Two Palestinian militants shot dead by Israelis
The killings came against the backdrop of the first high-level Israeli-Palestinian security talks in months to discuss ways to end 22 months of violence in which more than 2,000 people have been killed.
Israel had been searching for one of the militants, Ali Adjuri, for several weeks.
It believes he masterminded a suicide bombing in a foreign workers district of Tel Aviv on July 17 that killed five people, including a Romanian and two Chinese workers.
Residents of the nearby Jaba’a village said they saw a helicopter swoop through the air and later heard gunfire on a hill near the northern West Bank village. The bodies of the two militants were found early yesterday.
“There was a routine arrest operation in Jaba’a village.
“Two suspects escaped. A chase ensued and the two were killed,” an army spokeswoman said, without giving details on how the men were shot.
Both belonged to the al-Aqsa Martyrs Brigades, an armed group with links to Palestinian President Yasser Arafat’s Fatah faction, Palestinian sources said. In Jerusalem, police arrested a 17-year-old Palestinian and said she had intended to carry out a suicide bombing.
Police said they found an explosives belt she planned to use in a field outside the city.
At security talks late on Monday, Israeli Defence Minister Binyamin Ben-Eliezer met Palestinian Interior Minister Abdel Razzak al-Yahya, intelligence chief Amin al-Hindi and Mohammed Dahlan, a security adviser to Mr Arafat.
Despite the meeting, Israel launched a helicopter missile attack against a metal foundry it said produced weapons in the Gaza Strip, setting the workshop ablaze and wounding two people. During the discussions, Mr Ben-Eliezer offered to ease some restrictions on Palestinians in the Gaza Strip in a trial gesture to restore security co-operation and ease hardships on Palestinians, his office said.

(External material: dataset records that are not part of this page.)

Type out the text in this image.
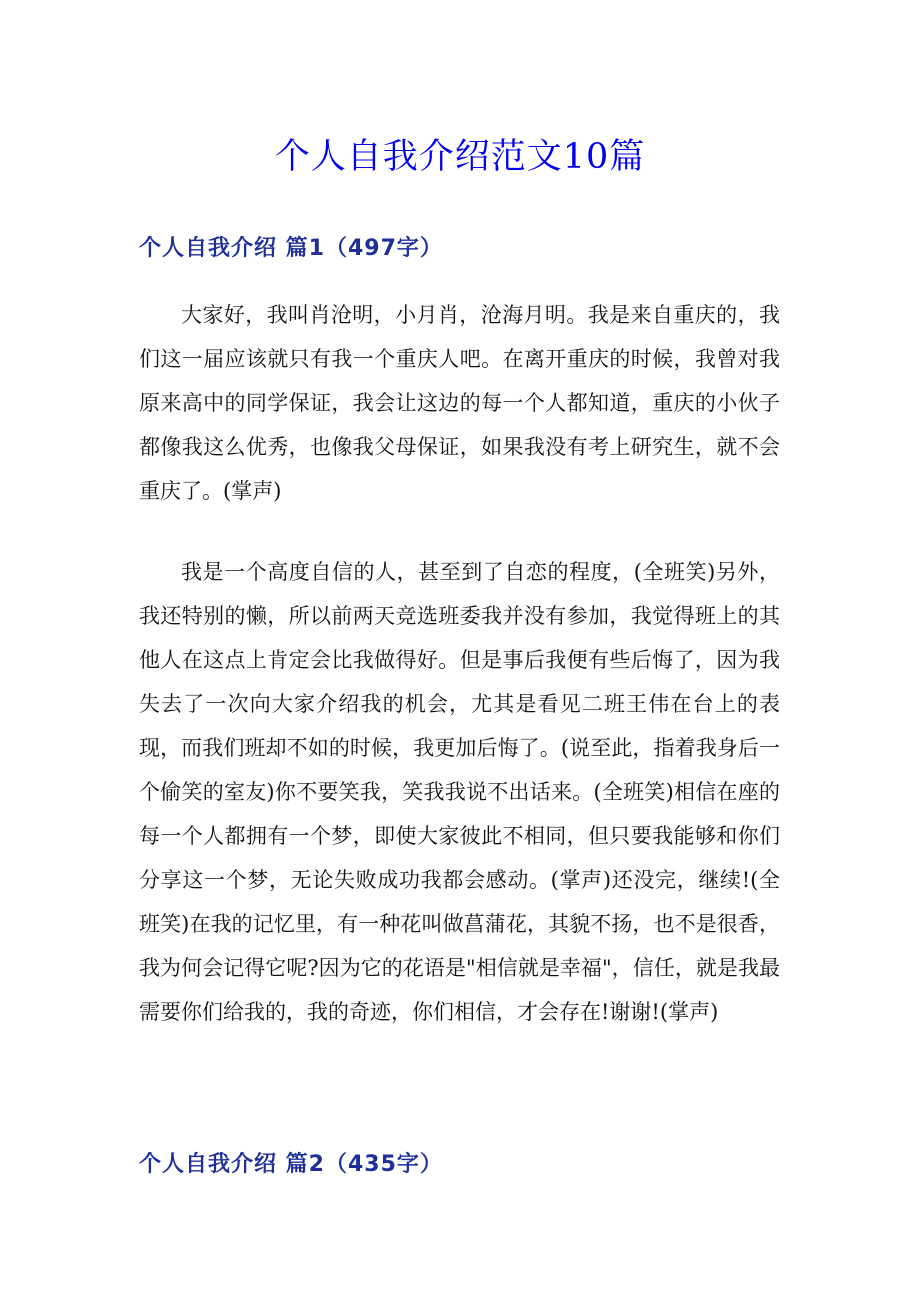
个人自我介绍范文10篇
个人自我介绍 篇1（497字）

大家好，我叫肖沧明，小月肖，沧海月明。我是来自重庆的，我们这一届应该就只有我一个重庆人吧。在离开重庆的时候，我曾对我原来高中的同学保证，我会让这边的每一个人都知道，重庆的小伙子都像我这么优秀，也像我父母保证，如果我没有考上研究生，就不会重庆了。(掌声)

我是一个高度自信的人，甚至到了自恋的程度，(全班笑)另外，我还特别的懒，所以前两天竞选班委我并没有参加，我觉得班上的其他人在这点上肯定会比我做得好。但是事后我便有些后悔了，因为我失去了一次向大家介绍我的机会，尤其是看见二班王伟在台上的表现，而我们班却不如的时候，我更加后悔了。(说至此，指着我身后一个偷笑的室友)你不要笑我，笑我我说不出话来。(全班笑)相信在座的每一个人都拥有一个梦，即使大家彼此不相同，但只要我能够和你们分享这一个梦，无论失败成功我都会感动。(掌声)还没完，继续!(全班笑)在我的记忆里，有一种花叫做菖蒲花，其貌不扬，也不是很香，我为何会记得它呢?因为它的花语是"相信就是幸福"，信任，就是我最需要你们给我的，我的奇迹，你们相信，才会存在!谢谢!(掌声)

个人自我介绍 篇2（435字）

“Under the (proposal), Palestinian security forces will act to reduce terror and following this, the Israeli security forces will take steps that will ease security conditions,” it said.
The Palestinians swiftly rejected the “Gaza First” plan as a “public relations game,” indicating there had been no major breakthrough at the talks late on Monday.
Israeli forces have occupied seven Palestinian-ruled cities in the West Bank since Palestinian militants carried out two suicide bombings in rapid succession in Jerusalem in mid-June.
Violence surged at the weekend, with Palestinian militants killing nine people in a suicide bombing on a bus in northern Israel on Sunday.
Four other Israelis died in attacks in the following few hours.
Eight Palestinians have died in the latest violence, including the bus bomber, a gunman who opened fire on Israelis in East Jerusalem, a suspected militant who Israel said was killed by his own bomb and the two men killed yesterday.
Israel has responded to the militant attacks by declaring a travel ban on Palestinians in much of the West Bank and blocking the southern Gaza city of Rafah with tanks.